Man muss Xavis Leistungen als Trainer aber auch Anerkennung zollen. Zuvor hatte es dem FC Barcelona lange an einem einheitlichen Spielstil gefehlt. Zu Beginn dieser Saison sah es so aus, als läge man weit hinter Titelverteidiger und Rivale Real Madrid zurück. Wenn Barça also trotzdem die Meisterschaft holen wollte, dann wohl eher mit einem weniger aufregenden Fußball.

Trainer Xavi hat sich auf die etwas schlechtere Qualität im Kader gegenüber Real eingestellt und erkannt, dass er mit spektakulärem Offensiv-Fußball wohl zu viele Gegentore kassieren würde. Daher ließ er seine Elf eher kompakt, schwierig bespielbar und pragmatisch spielen.

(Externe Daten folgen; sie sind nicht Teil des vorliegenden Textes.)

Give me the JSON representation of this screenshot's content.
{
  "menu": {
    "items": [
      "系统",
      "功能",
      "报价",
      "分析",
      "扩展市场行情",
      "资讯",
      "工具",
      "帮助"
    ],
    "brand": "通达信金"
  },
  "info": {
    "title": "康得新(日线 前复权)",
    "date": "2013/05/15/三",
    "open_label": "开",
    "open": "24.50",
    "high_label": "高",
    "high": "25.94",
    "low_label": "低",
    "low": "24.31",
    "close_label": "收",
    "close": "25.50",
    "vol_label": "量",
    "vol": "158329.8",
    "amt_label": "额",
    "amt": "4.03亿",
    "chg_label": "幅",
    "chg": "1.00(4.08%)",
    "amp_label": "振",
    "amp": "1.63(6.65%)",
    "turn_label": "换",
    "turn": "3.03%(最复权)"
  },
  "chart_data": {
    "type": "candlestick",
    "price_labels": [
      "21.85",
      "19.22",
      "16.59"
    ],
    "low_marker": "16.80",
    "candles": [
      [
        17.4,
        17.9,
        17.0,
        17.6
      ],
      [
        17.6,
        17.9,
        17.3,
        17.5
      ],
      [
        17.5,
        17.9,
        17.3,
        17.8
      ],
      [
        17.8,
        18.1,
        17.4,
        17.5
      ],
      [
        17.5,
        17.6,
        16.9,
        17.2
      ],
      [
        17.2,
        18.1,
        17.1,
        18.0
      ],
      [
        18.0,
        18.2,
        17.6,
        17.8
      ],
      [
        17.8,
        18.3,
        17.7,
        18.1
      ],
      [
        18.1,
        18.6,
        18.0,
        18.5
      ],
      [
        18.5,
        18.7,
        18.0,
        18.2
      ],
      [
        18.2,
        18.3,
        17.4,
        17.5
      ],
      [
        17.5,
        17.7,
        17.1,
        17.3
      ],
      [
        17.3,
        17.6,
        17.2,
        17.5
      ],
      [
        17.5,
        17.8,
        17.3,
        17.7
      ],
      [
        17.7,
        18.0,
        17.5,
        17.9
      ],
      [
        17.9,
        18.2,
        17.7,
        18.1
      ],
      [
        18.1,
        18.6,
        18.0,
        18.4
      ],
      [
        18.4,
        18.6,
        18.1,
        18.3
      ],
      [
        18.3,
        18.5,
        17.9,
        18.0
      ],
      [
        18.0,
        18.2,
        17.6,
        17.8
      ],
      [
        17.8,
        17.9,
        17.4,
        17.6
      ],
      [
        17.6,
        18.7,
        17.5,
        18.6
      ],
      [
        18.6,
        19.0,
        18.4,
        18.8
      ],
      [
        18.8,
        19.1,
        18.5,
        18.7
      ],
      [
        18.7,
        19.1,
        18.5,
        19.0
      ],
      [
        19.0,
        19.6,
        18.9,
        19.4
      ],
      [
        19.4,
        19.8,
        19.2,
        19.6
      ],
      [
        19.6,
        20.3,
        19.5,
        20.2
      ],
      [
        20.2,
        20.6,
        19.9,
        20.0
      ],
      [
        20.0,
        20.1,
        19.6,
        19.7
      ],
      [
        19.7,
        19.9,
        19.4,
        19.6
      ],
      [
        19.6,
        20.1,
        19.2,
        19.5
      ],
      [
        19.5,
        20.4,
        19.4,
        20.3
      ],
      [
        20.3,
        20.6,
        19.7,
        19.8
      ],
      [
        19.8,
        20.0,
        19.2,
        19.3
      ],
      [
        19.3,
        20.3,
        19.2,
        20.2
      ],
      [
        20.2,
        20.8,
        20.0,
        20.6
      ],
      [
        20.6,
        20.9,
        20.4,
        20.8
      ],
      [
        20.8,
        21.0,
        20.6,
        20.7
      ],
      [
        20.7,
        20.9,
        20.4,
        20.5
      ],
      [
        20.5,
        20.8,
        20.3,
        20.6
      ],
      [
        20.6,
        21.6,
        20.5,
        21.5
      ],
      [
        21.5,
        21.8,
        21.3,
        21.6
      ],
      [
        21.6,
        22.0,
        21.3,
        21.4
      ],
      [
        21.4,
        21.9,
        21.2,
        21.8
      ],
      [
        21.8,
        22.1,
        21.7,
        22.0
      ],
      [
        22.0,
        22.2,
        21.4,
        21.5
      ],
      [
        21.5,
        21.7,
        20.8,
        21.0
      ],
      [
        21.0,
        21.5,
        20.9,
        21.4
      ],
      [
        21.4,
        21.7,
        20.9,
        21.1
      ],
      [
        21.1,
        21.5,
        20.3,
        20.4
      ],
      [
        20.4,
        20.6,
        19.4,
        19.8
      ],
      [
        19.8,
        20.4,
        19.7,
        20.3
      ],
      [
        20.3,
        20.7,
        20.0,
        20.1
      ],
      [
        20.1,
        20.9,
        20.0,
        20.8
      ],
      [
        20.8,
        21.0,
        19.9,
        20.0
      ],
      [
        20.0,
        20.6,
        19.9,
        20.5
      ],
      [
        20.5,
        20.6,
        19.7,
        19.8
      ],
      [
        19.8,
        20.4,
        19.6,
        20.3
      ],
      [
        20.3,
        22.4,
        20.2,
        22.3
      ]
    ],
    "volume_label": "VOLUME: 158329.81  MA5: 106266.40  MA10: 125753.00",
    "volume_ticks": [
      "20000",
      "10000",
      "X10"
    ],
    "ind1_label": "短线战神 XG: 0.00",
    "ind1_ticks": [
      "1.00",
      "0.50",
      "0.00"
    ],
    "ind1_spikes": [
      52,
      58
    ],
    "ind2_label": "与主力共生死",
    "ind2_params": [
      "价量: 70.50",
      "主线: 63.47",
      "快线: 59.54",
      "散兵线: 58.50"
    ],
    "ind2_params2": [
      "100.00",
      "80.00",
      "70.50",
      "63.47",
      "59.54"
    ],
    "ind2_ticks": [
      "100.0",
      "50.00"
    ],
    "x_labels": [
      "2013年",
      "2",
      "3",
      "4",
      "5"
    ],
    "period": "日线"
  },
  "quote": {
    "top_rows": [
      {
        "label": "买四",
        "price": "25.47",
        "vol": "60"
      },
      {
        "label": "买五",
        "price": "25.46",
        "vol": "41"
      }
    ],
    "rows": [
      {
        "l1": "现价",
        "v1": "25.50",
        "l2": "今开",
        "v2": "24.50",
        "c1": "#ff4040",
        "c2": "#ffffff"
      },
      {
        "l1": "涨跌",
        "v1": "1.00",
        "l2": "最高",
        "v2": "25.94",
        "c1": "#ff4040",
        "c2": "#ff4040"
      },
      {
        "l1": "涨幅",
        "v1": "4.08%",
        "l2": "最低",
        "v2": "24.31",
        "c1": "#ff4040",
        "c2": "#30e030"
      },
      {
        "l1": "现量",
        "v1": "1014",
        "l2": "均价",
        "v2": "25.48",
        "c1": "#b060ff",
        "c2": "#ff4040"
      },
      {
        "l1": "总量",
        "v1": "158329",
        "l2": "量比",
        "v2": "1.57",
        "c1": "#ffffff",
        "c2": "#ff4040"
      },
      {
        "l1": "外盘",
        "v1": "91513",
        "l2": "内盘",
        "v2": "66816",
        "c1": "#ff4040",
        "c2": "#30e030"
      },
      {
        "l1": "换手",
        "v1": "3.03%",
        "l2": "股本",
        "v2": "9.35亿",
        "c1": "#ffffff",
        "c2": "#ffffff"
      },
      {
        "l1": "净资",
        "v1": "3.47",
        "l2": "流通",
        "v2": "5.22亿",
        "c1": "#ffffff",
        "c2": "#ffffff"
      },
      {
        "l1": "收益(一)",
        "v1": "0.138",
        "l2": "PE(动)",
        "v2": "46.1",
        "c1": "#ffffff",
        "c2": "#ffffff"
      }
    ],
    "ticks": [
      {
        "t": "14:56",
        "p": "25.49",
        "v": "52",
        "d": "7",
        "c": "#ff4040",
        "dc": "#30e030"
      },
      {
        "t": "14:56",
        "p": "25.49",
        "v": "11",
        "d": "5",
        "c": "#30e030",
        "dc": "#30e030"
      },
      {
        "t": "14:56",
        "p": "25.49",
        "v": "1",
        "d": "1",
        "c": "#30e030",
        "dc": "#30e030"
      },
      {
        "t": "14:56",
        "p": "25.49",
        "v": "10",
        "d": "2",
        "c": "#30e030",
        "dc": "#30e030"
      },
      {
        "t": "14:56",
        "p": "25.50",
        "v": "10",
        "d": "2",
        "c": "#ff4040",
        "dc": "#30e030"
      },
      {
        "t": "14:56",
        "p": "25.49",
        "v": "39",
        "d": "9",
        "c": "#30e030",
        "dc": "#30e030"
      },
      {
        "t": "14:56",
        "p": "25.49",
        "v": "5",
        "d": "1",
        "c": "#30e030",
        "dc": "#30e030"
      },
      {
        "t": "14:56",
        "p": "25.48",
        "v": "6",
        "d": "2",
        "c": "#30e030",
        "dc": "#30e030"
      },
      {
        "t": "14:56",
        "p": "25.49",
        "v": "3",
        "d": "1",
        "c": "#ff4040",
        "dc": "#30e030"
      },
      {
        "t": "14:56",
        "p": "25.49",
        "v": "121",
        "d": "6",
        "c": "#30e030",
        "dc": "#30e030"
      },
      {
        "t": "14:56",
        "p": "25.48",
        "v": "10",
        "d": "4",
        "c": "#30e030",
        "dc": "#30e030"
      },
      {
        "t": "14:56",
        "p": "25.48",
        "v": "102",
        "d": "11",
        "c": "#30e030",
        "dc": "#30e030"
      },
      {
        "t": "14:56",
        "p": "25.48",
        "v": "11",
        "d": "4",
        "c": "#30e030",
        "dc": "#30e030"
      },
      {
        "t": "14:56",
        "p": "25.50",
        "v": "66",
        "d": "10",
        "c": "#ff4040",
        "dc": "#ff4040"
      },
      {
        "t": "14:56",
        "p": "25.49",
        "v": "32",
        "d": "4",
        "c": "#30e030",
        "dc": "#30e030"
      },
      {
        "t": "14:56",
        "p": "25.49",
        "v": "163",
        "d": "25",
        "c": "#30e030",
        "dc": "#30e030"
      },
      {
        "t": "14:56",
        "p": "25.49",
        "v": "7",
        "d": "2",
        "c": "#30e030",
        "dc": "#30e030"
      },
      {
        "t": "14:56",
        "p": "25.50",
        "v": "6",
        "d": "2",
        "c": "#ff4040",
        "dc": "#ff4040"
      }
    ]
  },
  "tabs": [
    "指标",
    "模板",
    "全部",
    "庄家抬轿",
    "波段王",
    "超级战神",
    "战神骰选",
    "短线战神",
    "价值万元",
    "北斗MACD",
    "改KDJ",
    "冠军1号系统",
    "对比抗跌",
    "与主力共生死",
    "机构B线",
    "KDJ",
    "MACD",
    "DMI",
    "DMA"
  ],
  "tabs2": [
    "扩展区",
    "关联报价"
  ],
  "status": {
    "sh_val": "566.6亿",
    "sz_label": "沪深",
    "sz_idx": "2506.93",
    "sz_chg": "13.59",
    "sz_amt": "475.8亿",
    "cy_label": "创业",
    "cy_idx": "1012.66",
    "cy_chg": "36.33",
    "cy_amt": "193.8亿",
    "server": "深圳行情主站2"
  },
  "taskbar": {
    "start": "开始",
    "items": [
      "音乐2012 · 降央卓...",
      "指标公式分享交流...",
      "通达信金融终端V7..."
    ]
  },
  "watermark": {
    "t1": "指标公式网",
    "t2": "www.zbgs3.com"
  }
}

Barcelonas große Stärke ist dabei ein starkes Rückgrat, Torwart Marc-André ter Stegen und eine exzellent eingestellte Viererkette mit Sergio Busquets als Sechser davor. In der gesamten La-Liga-Saison haben die Katalanen daheim nur zwei Gegentore kassiert und ter Stegen stellte einen neuen Rekord für Zu-Null-Spiele auf.

Busquets erlebte derweil einen Aufschwung, durfte wieder tiefer stehen. Der Kapitän sollte schlicht die Bälle abfangen, in die Zweikämpfe gehen und sein großartiges Passspiel aufziehen.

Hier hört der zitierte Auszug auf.